The scheme – the council’s first attempt to tackle traffic congestion and air pollution in a localised area – will restrict access to Browning Road Bridge to residents living on certain streets.
The pilot scheme was set to come into operation three weeks ago but was delayed due to the concerns of residents north of the bridge in Little Ilford and Manor Park.
The scheme has now gone live as of midnight on Sunday August 19, after the council granted residents on more streets continued access to the bridge.
Cllr Zulfiqar Ali, cabinet member for highways and sustainable transport, said: ‘Our residents have told us they want their neighbourhoods to be cleaner, greener and safer, so they want us to reduce traffic.
‘Following the concerns raised by the residents in Little Ilford and Manor Park we have looked at the impact of adding some extra streets to the exemption list, and found this will have little detrimental effect on the desired improvements to air quality and road safety.’
The pilot scheme will run for an initial six months, during which time the council will monitor both air quality and traffic flow, as well as collecting feedback from residents.
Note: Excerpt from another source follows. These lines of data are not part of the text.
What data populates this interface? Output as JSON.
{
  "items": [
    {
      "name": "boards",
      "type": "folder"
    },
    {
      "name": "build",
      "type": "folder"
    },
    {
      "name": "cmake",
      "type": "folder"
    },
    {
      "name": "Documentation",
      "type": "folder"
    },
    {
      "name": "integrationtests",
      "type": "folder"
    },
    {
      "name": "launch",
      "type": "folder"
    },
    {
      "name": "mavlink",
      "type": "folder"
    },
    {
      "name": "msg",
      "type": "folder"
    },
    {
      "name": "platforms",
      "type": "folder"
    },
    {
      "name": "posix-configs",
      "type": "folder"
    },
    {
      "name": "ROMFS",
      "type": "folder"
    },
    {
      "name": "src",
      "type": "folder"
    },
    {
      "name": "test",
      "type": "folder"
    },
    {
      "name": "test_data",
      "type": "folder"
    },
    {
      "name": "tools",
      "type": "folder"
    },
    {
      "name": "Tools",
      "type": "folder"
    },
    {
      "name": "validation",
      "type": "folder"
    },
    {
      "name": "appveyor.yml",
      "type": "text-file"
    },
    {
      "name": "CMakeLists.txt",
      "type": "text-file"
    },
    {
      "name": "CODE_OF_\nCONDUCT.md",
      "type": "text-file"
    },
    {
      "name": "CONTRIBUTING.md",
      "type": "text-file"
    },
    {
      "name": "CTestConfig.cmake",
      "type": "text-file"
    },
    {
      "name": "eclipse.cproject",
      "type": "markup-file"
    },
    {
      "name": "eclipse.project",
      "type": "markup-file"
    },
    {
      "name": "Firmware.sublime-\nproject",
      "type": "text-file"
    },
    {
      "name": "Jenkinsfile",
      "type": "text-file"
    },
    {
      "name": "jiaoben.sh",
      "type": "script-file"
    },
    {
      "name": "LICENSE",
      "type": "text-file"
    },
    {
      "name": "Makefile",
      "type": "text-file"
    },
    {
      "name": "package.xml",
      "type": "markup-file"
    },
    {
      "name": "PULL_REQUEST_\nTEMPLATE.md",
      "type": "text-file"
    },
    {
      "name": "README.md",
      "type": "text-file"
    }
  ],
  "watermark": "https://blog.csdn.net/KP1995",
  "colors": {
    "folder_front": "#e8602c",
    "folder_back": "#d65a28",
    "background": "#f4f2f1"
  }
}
The scheme comes in response to concerns raised by residents about the high number of cars passing through the area, specifically cutting through residential roads.
Data collected by the council in 2018 revealed that over 80% of vehicles were using the area as a cut-through, leading to traffic congestion as well as poor air quality.
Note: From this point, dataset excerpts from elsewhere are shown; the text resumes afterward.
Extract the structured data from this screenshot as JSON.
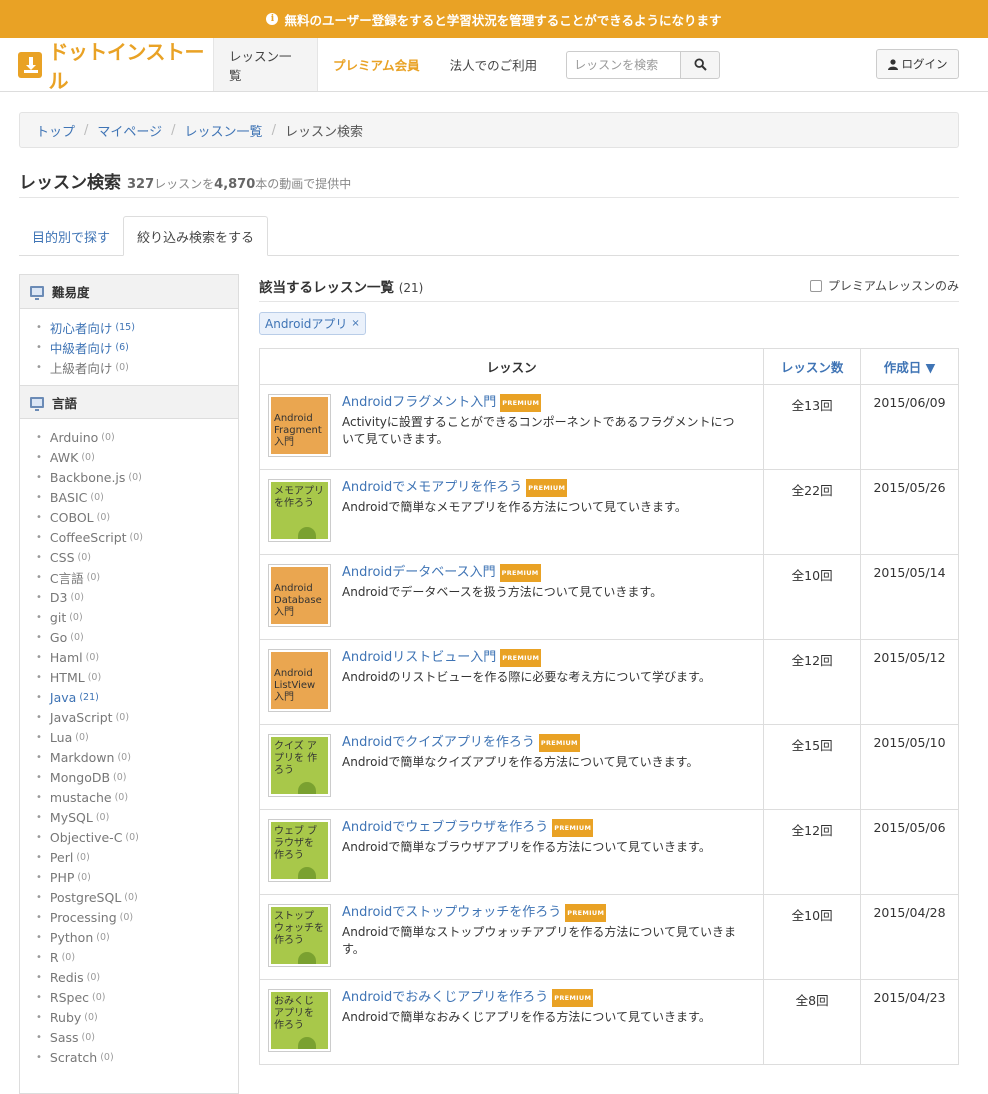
{
  "banner": {
    "icon": "info-icon",
    "text": "無料のユーザー登録をすると学習状況を管理することができるようになります"
  },
  "nav": {
    "logo_text": "ドットインストール",
    "items": [
      {
        "label": "レッスン一覧"
      },
      {
        "label": "プレミアム会員"
      },
      {
        "label": "法人でのご利用"
      }
    ],
    "search_placeholder": "レッスンを検索",
    "login_label": "ログイン"
  },
  "breadcrumb": {
    "items": [
      "トップ",
      "マイページ",
      "レッスン一覧"
    ],
    "current": "レッスン検索"
  },
  "page": {
    "title": "レッスン検索",
    "lesson_count": "327",
    "lesson_suffix": "レッスンを",
    "video_count": "4,870",
    "video_suffix": "本の動画で提供中"
  },
  "tabs": [
    {
      "label": "目的別で探す"
    },
    {
      "label": "絞り込み検索をする"
    }
  ],
  "sidebar": {
    "difficulty": {
      "title": "難易度",
      "items": [
        {
          "label": "初心者向け",
          "count": "(15)"
        },
        {
          "label": "中級者向け",
          "count": "(6)"
        },
        {
          "label": "上級者向け",
          "count": "(0)"
        }
      ]
    },
    "language": {
      "title": "言語",
      "items": [
        {
          "label": "Arduino",
          "count": "(0)"
        },
        {
          "label": "AWK",
          "count": "(0)"
        },
        {
          "label": "Backbone.js",
          "count": "(0)"
        },
        {
          "label": "BASIC",
          "count": "(0)"
        },
        {
          "label": "COBOL",
          "count": "(0)"
        },
        {
          "label": "CoffeeScript",
          "count": "(0)"
        },
        {
          "label": "CSS",
          "count": "(0)"
        },
        {
          "label": "C言語",
          "count": "(0)"
        },
        {
          "label": "D3",
          "count": "(0)"
        },
        {
          "label": "git",
          "count": "(0)"
        },
        {
          "label": "Go",
          "count": "(0)"
        },
        {
          "label": "Haml",
          "count": "(0)"
        },
        {
          "label": "HTML",
          "count": "(0)"
        },
        {
          "label": "Java",
          "count": "(21)"
        },
        {
          "label": "JavaScript",
          "count": "(0)"
        },
        {
          "label": "Lua",
          "count": "(0)"
        },
        {
          "label": "Markdown",
          "count": "(0)"
        },
        {
          "label": "MongoDB",
          "count": "(0)"
        },
        {
          "label": "mustache",
          "count": "(0)"
        },
        {
          "label": "MySQL",
          "count": "(0)"
        },
        {
          "label": "Objective-C",
          "count": "(0)"
        },
        {
          "label": "Perl",
          "count": "(0)"
        },
        {
          "label": "PHP",
          "count": "(0)"
        },
        {
          "label": "PostgreSQL",
          "count": "(0)"
        },
        {
          "label": "Processing",
          "count": "(0)"
        },
        {
          "label": "Python",
          "count": "(0)"
        },
        {
          "label": "R",
          "count": "(0)"
        },
        {
          "label": "Redis",
          "count": "(0)"
        },
        {
          "label": "RSpec",
          "count": "(0)"
        },
        {
          "label": "Ruby",
          "count": "(0)"
        },
        {
          "label": "Sass",
          "count": "(0)"
        },
        {
          "label": "Scratch",
          "count": "(0)"
        }
      ]
    }
  },
  "results": {
    "title": "該当するレッスン一覧",
    "count": "(21)",
    "premium_filter_label": "プレミアムレッスンのみ",
    "active_tag": "Androidアプリ",
    "tag_remove": "×",
    "columns": {
      "lesson": "レッスン",
      "count": "レッスン数",
      "date": "作成日 ▼"
    },
    "badge": "PREMIUM",
    "rows": [
      {
        "thumb": "Android Fragment 入門",
        "thumb_color": "orange",
        "title": "Androidフラグメント入門",
        "desc": "Activityに設置することができるコンポーネントであるフラグメントについて見ていきます。",
        "count": "全13回",
        "date": "2015/06/09"
      },
      {
        "thumb": "メモアプリを作ろう",
        "thumb_color": "green",
        "title": "Androidでメモアプリを作ろう",
        "desc": "Androidで簡単なメモアプリを作る方法について見ていきます。",
        "count": "全22回",
        "date": "2015/05/26"
      },
      {
        "thumb": "Android Database 入門",
        "thumb_color": "orange",
        "title": "Androidデータベース入門",
        "desc": "Androidでデータベースを扱う方法について見ていきます。",
        "count": "全10回",
        "date": "2015/05/14"
      },
      {
        "thumb": "Android ListView 入門",
        "thumb_color": "orange",
        "title": "Androidリストビュー入門",
        "desc": "Androidのリストビューを作る際に必要な考え方について学びます。",
        "count": "全12回",
        "date": "2015/05/12"
      },
      {
        "thumb": "クイズ アプリを 作ろう",
        "thumb_color": "green",
        "title": "Androidでクイズアプリを作ろう",
        "desc": "Androidで簡単なクイズアプリを作る方法について見ていきます。",
        "count": "全15回",
        "date": "2015/05/10"
      },
      {
        "thumb": "ウェブ ブラウザを 作ろう",
        "thumb_color": "green",
        "title": "Androidでウェブブラウザを作ろう",
        "desc": "Androidで簡単なブラウザアプリを作る方法について見ていきます。",
        "count": "全12回",
        "date": "2015/05/06"
      },
      {
        "thumb": "ストップ ウォッチを 作ろう",
        "thumb_color": "green",
        "title": "Androidでストップウォッチを作ろう",
        "desc": "Androidで簡単なストップウォッチアプリを作る方法について見ていきます。",
        "count": "全10回",
        "date": "2015/04/28"
      },
      {
        "thumb": "おみくじ アプリを 作ろう",
        "thumb_color": "green",
        "title": "Androidでおみくじアプリを作ろう",
        "desc": "Androidで簡単なおみくじアプリを作る方法について見ていきます。",
        "count": "全8回",
        "date": "2015/04/23"
      }
    ]
  }
}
Two-thirds of respondents to a consultation said they wanted the council to completely restrict or reduce cars from using the area as a cut-through.
The council has confirmed that further changes are on the way, aiming to reduce the amount of traffic using residential roads and improve air quality.
Cllr Ali added: ‘Public Health England confirm that Newham has the largest number of deaths attributable to air quality – seven out of every 100 deaths is as a result of poor air quality. The council has a duty to take measure to change this for the benefit of all residents.
‘The Browning Bridge pilot scheme starts to address these problems. But it’s not the end, if we are to improve air quality as well as the health, safety and well-being of our residents, more changes to the way we use our roads in future will have to be considered.’
Newham’s air quality problems resulting from road traffic come despite it having the lowest rate of car ownership of all of London’s boroughs.
The council has committed to reducing its carbon emissions by 2030 and supporting London’s wider shift towards sustainable transport and active travel.